Ontem mais uma bela garotinha deu entrada no hospital, e todos os departamentos pediátrico foram assinados, o porque? Abuso.
Essa garotinha de apenas 10 anos de idade foi violentada de todas as maneiras existentes. Depois da prisão da mãe, que a vendia entroca de drogas, a menina óbviamente foi tirada da custódia da mãe e encaminhada instantaneamente para o hospital. Recebeu todos os cuidados que precisava, o que foi extremamente bom.
Depois de todos os exames feitos foi descoberto que a garotinha tinha câncer no colo do útero. Como não tenho muita experiência com esse tipo de câncer estou trabalhando duro para achar uma solução.
Confesso que estou nervosa, mas chegar lá com uma fisionomia igual a de todos não vai ajudar em nada na recuperação dela.

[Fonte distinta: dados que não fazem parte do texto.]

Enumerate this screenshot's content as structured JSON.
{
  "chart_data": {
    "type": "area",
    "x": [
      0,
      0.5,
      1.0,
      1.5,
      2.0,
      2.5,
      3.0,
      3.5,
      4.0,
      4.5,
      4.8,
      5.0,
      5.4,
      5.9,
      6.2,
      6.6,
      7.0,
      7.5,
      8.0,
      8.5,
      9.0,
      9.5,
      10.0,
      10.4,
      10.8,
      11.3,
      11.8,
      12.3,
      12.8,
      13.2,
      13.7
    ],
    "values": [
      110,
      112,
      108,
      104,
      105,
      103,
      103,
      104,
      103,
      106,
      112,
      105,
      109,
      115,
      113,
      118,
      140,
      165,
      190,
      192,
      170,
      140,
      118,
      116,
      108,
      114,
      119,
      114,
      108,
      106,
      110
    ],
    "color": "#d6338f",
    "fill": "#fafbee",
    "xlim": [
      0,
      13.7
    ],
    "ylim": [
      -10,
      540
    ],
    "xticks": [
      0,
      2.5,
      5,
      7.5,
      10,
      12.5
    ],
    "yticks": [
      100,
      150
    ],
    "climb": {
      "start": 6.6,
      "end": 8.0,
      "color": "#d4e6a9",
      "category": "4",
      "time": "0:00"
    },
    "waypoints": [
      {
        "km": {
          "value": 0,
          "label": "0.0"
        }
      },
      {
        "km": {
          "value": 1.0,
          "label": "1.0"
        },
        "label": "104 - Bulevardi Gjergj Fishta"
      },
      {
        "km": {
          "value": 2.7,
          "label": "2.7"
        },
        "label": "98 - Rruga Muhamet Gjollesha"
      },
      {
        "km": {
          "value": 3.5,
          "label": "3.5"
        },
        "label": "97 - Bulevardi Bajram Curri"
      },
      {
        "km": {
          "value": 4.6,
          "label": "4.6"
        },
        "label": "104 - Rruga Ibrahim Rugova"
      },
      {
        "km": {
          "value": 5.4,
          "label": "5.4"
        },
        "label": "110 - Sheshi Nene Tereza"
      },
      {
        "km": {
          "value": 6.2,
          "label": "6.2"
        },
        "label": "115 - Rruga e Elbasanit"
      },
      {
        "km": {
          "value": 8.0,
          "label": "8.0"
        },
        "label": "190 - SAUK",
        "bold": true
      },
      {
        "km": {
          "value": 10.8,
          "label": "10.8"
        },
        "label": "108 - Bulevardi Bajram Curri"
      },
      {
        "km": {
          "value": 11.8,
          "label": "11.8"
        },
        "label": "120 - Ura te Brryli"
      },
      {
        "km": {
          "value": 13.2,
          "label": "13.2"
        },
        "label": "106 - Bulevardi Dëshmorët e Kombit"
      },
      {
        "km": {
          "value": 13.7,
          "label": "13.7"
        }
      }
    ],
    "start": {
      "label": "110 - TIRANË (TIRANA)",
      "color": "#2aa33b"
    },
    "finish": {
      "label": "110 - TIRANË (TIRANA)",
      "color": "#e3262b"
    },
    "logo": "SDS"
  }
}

Hoje vai ser nosso primeiro encontro, espero que dê tudo certo que ela confie em mim.
- Melissa? - digo batendo na porta - posso entrar?
Ela faz que sim com a cabeça.
-Eu sou a Dra. Pamela e vou cuidar de você, tá bom?
Ela não diz nada.
- Você é muito linda sabia? Quantos anos você tem?
- 10.
-Nossa! Que grande você é. Eu tenho 30 anos. E a sua coleguinha de quarto tem a mesma idade que você, já conversou com a Clara? Ela é muito legal, acho que vocês duas vão se dar bem.
Os pais de Clara me olham mas não dizem nada.
- Bom, você sabe porque eu tô aqui?
- Pra cuidar de mim?
- Isso! Mas você sabe o que eu vou fazer?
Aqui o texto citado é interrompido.